Multiple large (2TB or greater) disks are recommended for HAWQ master and segment temporary directories. For a given query, HAWQ will use a separate temp directory (if available) for each virtual segment to store spill files. Multiple HAWQ sessions will also use separate temp directories where available to avoid disk contention. If you configure too few temp directories, or you place multiple temp directories on the same disk, you increase the risk of disk contention or running out of disk space when multiple virtual segments target the same disk. Each HAWQ segment node can have 6 virtual segments.

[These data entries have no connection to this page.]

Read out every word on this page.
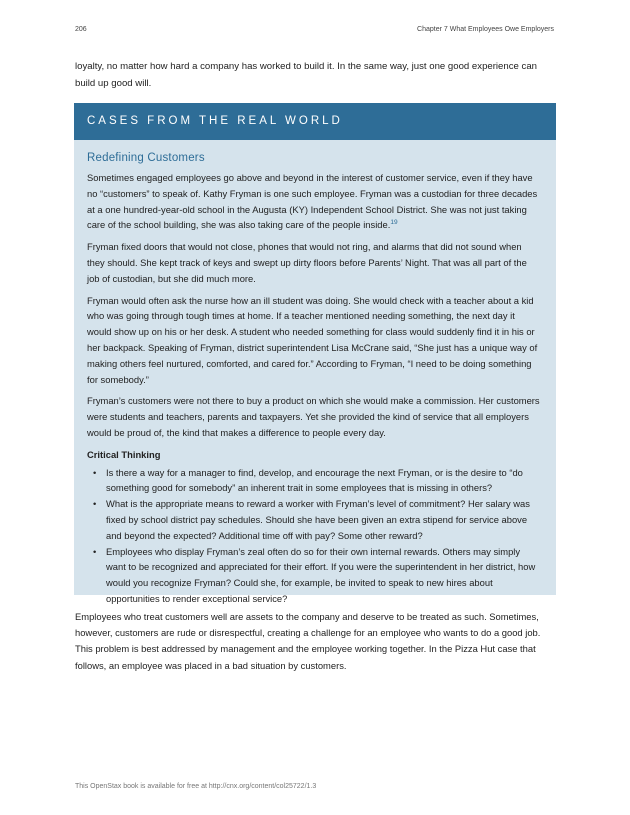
206	Chapter 7 What Employees Owe Employers

loyalty, no matter how hard a company has worked to build it. In the same way, just one good experience can build up good will.

CASES FROM THE REAL WORLD
Redefining Customers

Sometimes engaged employees go above and beyond in the interest of customer service, even if they have no “customers” to speak of. Kathy Fryman is one such employee. Fryman was a custodian for three decades at a one hundred-year-old school in the Augusta (KY) Independent School District. She was not just taking care of the school building, she was also taking care of the people inside.$^{19}$

Fryman fixed doors that would not close, phones that would not ring, and alarms that did not sound when they should. She kept track of keys and swept up dirty floors before Parents’ Night. That was all part of the job of custodian, but she did much more.

Fryman would often ask the nurse how an ill student was doing. She would check with a teacher about a kid who was going through tough times at home. If a teacher mentioned needing something, the next day it would show up on his or her desk. A student who needed something for class would suddenly find it in his or her backpack. Speaking of Fryman, district superintendent Lisa McCrane said, “She just has a unique way of making others feel nurtured, comforted, and cared for.” According to Fryman, “I need to be doing something for somebody.”

Fryman’s customers were not there to buy a product on which she would make a commission. Her customers were students and teachers, parents and taxpayers. Yet she provided the kind of service that all employers would be proud of, the kind that makes a difference to people every day.

Critical Thinking
• Is there a way for a manager to find, develop, and encourage the next Fryman, or is the desire to “do something good for somebody” an inherent trait in some employees that is missing in others?
• What is the appropriate means to reward a worker with Fryman’s level of commitment? Her salary was fixed by school district pay schedules. Should she have been given an extra stipend for service above and beyond the expected? Additional time off with pay? Some other reward?
• Employees who display Fryman’s zeal often do so for their own internal rewards. Others may simply want to be recognized and appreciated for their effort. If you were the superintendent in her district, how would you recognize Fryman? Could she, for example, be invited to speak to new hires about opportunities to render exceptional service?

Employees who treat customers well are assets to the company and deserve to be treated as such. Sometimes, however, customers are rude or disrespectful, creating a challenge for an employee who wants to do a good job. This problem is best addressed by management and the employee working together. In the Pizza Hut case that follows, an employee was placed in a bad situation by customers.

This OpenStax book is available for free at http://cnx.org/content/col25722/1.3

Appropriate free space for data: disks should have at least 30% free space (no more than 70% capacity).
- High-speed, local storage
Network Requirements
- Gigabit Ethernet within the array. For a production cluster, 10 Gigabit Ethernet recommended.
- Dedicated, non-blocking switch.
- Systems with multiple NICs require NIC bonding to utilize all available network bandwidth.
- Communication between the HAWQ master and segments requires reverse DNS lookup be configured in your cluster network.
Port Requirements
Individual PXF plug-ins, which you install after adding the HAWQ and PXF services, require that you Tomcat on the host machine. Tomcat reserves ports 8005, 8080, and 8009.
If you have configured Oozie JXM reporting on a host that will run a PXF plug-in, make sure that the reporting service uses a port other than 8005. This helps to prevent port conflict errors from occurring when you start the PXF service.
Umask Requirement
Set the OS file system umask to 022 on all cluster hosts. This ensure that users can read the HDFS block files.